On Jan. 5, 2023, the Federal Trade Commission (FTC) published a notice of proposed rulemaking (NPRM, as published on the agency’s website, Jan. 6, 2023), or proposed rule) that would make it an “unfair method of competition for an employer to enter into or attempt to enter into a noncompete clause with a worker; maintain with a worker a noncompete clause; or represent to a worker that the worker is subject to a noncompete clause where the employer has no good faith basis to believe the worker is subject to an enforceable noncompete clause.” (NPRM, at 69). A noncompete clause is defined by the proposed rule as “a contractual term between an employer and a worker that prevents the worker from seeking or accepting employment with a person, or operating a business, after the conclusion of the worker’s employment with the employer.” “Senior executives,” a term not yet defined, may or may not be excluded from the reach of the proposal (depending on the agency’s views after receiving comments).

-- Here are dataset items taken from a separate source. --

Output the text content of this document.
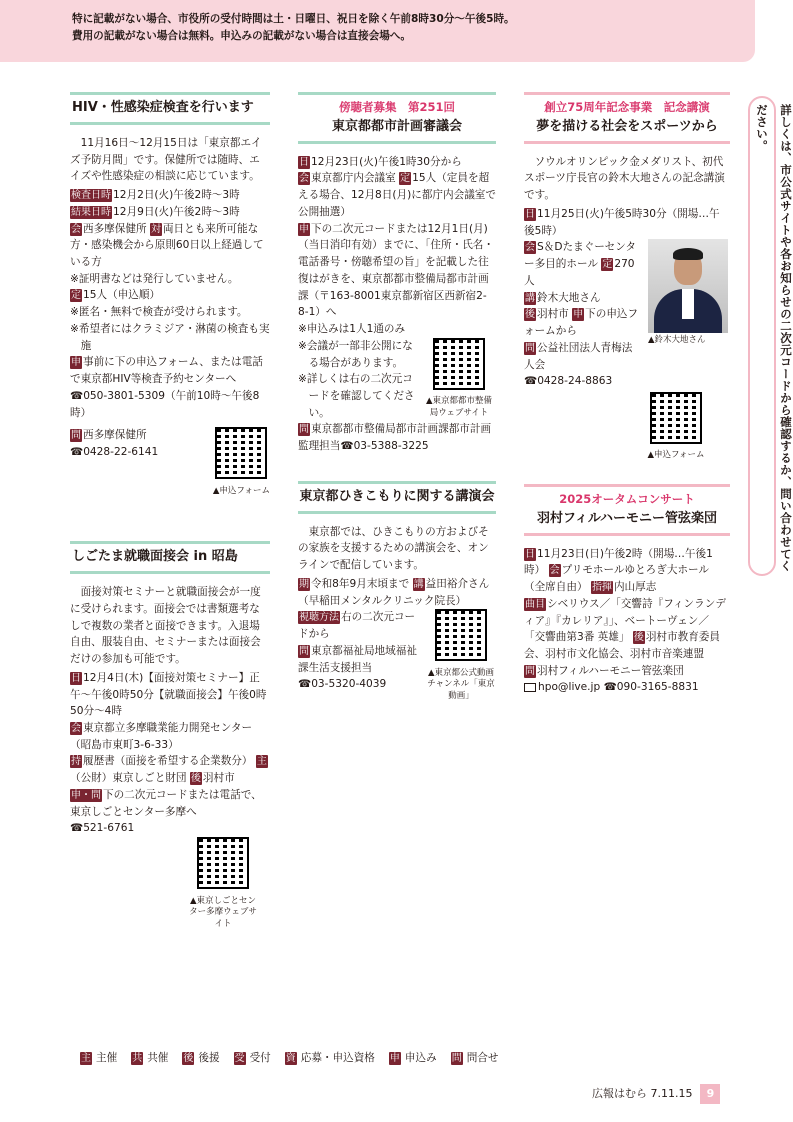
特に記載がない場合、市役所の受付時間は土・日曜日、祝日を除く午前8時30分〜午後5時。
費用の記載がない場合は無料。申込みの記載がない場合は直接会場へ。
HIV・性感染症検査を行います

11月16日〜12月15日は「東京都エイズ予防月間」です。保健所では随時、エイズや性感染症の相談に応じています。

検査日時 12月2日(火)午後2時〜3時

結果日時 12月9日(火)午後2時〜3時

会 西多摩保健所 対 両日とも来所可能な方・感染機会から原則60日以上経過している方

※証明書などは発行していません。

定 15人（申込順）

※匿名・無料で検査が受けられます。

※希望者にはクラミジア・淋菌の検査も実施

申 事前に下の申込フォーム、または電話で東京都HIV等検査予約センターへ☎050-3801-5309（午前10時〜午後8時）

問 西多摩保健所

☎0428-22-6141

▲申込フォーム
しごたま就職面接会 in 昭島

面接対策セミナーと就職面接会が一度に受けられます。面接会では書類選考なしで複数の業者と面接できます。入退場自由、服装自由、セミナーまたは面接会だけの参加も可能です。

日 12月4日(木)【面接対策セミナー】正午〜午後0時50分【就職面接会】午後0時50分〜4時

会 東京都立多摩職業能力開発センター（昭島市東町3-6-33）

持 履歴書（面接を希望する企業数分） 主（公財）東京しごと財団 後 羽村市

申・問 下の二次元コードまたは電話で、東京しごとセンター多摩へ

☎521-6761

▲東京しごとセンター多摩ウェブサイト
傍聴者募集　第251回
東京都都市計画審議会

日 12月23日(火)午後1時30分から

会 東京都庁内会議室 定 15人（定員を超える場合、12月8日(月)に都庁内会議室で公開抽選）

申 下の二次元コードまたは12月1日(月)（当日消印有効）までに、「住所・氏名・電話番号・傍聴希望の旨」を記載した往復はがきを、東京都都市整備局都市計画課（〒163-8001東京都新宿区西新宿2-8-1）へ

※申込みは1人1通のみ

※会議が一部非公開になる場合があります。

※詳しくは右の二次元コードを確認してください。

▲東京都都市整備局ウェブサイト

問 東京都都市整備局都市計画課都市計画監理担当☎03-5388-3225

東京都ひきこもりに関する講演会

東京都では、ひきこもりの方およびその家族を支援するための講演会を、オンラインで配信しています。

期 令和8年9月末頃まで 講 益田裕介さん（早稲田メンタルクリニック院長）

視聴方法 右の二次元コードから

問 東京都福祉局地域福祉課生活支援担当

☎03-5320-4039

▲東京都公式動画チャンネル「東京動画」
創立75周年記念事業　記念講演
夢を描ける社会をスポーツから

ソウルオリンピック金メダリスト、初代スポーツ庁長官の鈴木大地さんの記念講演です。

日 11月25日(火)午後5時30分（開場…午後5時）

会 S＆Dたまぐーセンター多目的ホール 定 270人

講 鈴木大地さん

後 羽村市 申 下の申込フォームから

問 公益社団法人青梅法人会

☎0428-24-8863

▲鈴木大地さん
▲申込フォーム
2025オータムコンサート
羽村フィルハーモニー管弦楽団

日 11月23日(日)午後2時（開場…午後1時） 会 プリモホールゆとろぎ大ホール（全席自由） 指揮 内山厚志

曲目 シベリウス／「交響詩『フィンランディア』『カレリア』」、ベートーヴェン／「交響曲第3番 英雄」 後 羽村市教育委員会、羽村市文化協会、羽村市音楽連盟

問 羽村フィルハーモニー管弦楽団

hpo@live.jp ☎090-3165-8831

詳しくは、市公式サイトや各お知らせの二次元コードから確認するか、問い合わせてください。
主 主催 共 共催 後 後援 受 受付 資 応募・申込資格 申 申込み 問 問合せ
広報はむら 7.11.15	9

The scope of the proposed rule is quite broad: the agency estimates that 49.4% of American firms use such clauses purporting to bind nearly 30 million workers in this country. Currently, noncompete contracts are governed by state law: three states (California, North Dakota and Oklahoma, as well as the District of Columbia) outright ban their enforcement, aside from a few narrow exceptions. (NPRM, at 129). Many others, as set forth in Sections 8.06-8.07 of the American Law Institute’s Restatement of Employment Law (2015) (Employment Restatement) stipulate such clauses are not enforceable unless justified by legitimate employer interests and narrowly tailored in duration and scope to meet only those interests.